Claim: In the notation of the question, if $H_{1}'$ is a core for $T_{21}$ and $H_{2}'$ is a core for $T_{32}$, and $T_{21}H_{1}' = H_{2}'$, then $T_{32}T_{21}$ is closeable, and $H_{1}'$ is a core for its closure.
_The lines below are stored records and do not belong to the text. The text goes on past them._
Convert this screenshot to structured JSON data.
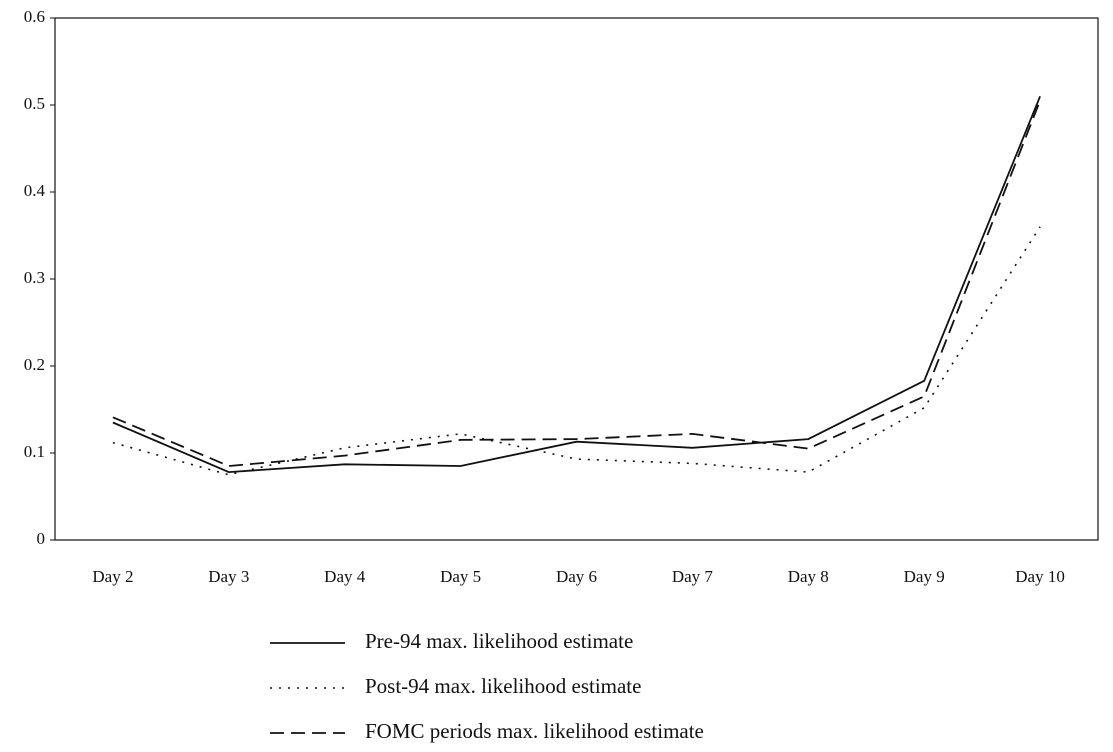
{
  "chart_data": {
    "type": "line",
    "categories": [
      "Day 2",
      "Day 3",
      "Day 4",
      "Day 5",
      "Day 6",
      "Day 7",
      "Day 8",
      "Day 9",
      "Day 10"
    ],
    "series": [
      {
        "name": "Pre-94 max. likelihood estimate",
        "color": "#111111",
        "style": "solid",
        "values": [
          0.135,
          0.078,
          0.087,
          0.085,
          0.113,
          0.106,
          0.116,
          0.183,
          0.51
        ]
      },
      {
        "name": "Post-94 max. likelihood estimate",
        "color": "#111111",
        "style": "dotted",
        "values": [
          0.112,
          0.075,
          0.106,
          0.122,
          0.093,
          0.088,
          0.078,
          0.152,
          0.36
        ]
      },
      {
        "name": "FOMC periods max. likelihood estimate",
        "color": "#111111",
        "style": "dashed",
        "values": [
          0.141,
          0.085,
          0.097,
          0.115,
          0.116,
          0.122,
          0.105,
          0.165,
          0.505
        ]
      }
    ],
    "ylim": [
      0,
      0.6
    ],
    "yticks": [
      0,
      0.1,
      0.2,
      0.3,
      0.4,
      0.5,
      0.6
    ],
    "grid": false,
    "legend": "bottom"
  }
}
Proof: Let $\{ x_{i} \}_{i \in X}$ be a sequence in $H_{1}'$ which converges to $0$. Suppose that $w \in H_{3}$ is an accumulation point of $\{T_{32}T_{21}x_{i} \}_{i \in X}$. This means that there is a subsequence $\{x_{i} \}_{i \in X'}$ such that $\{ T_{32}T_{21} x_{i} \}_{i \in X'}$ converges to $w$. Because the sequence $\{x_{i} \}_{i \in X'}$ converges to $0$, we have that the only accumulation point of $\{T_{21} x_{i} \}_{i \in X'}$ is zero. Thus, there is a (sub)subsequence $\{x_{i} \}_{i \in X''}$ such that $\{T_{21}x_{i} \}_{i \in X''}$ converges to $0$. In turn, the only accumulation point of $\{T_{32}T_{21}x_{i} \}_{i \in X''}$ is zero. But $\{T_{32}T_{21}x_{i} \}_{i \in X''}$ converges to $w$, thus $w=0$.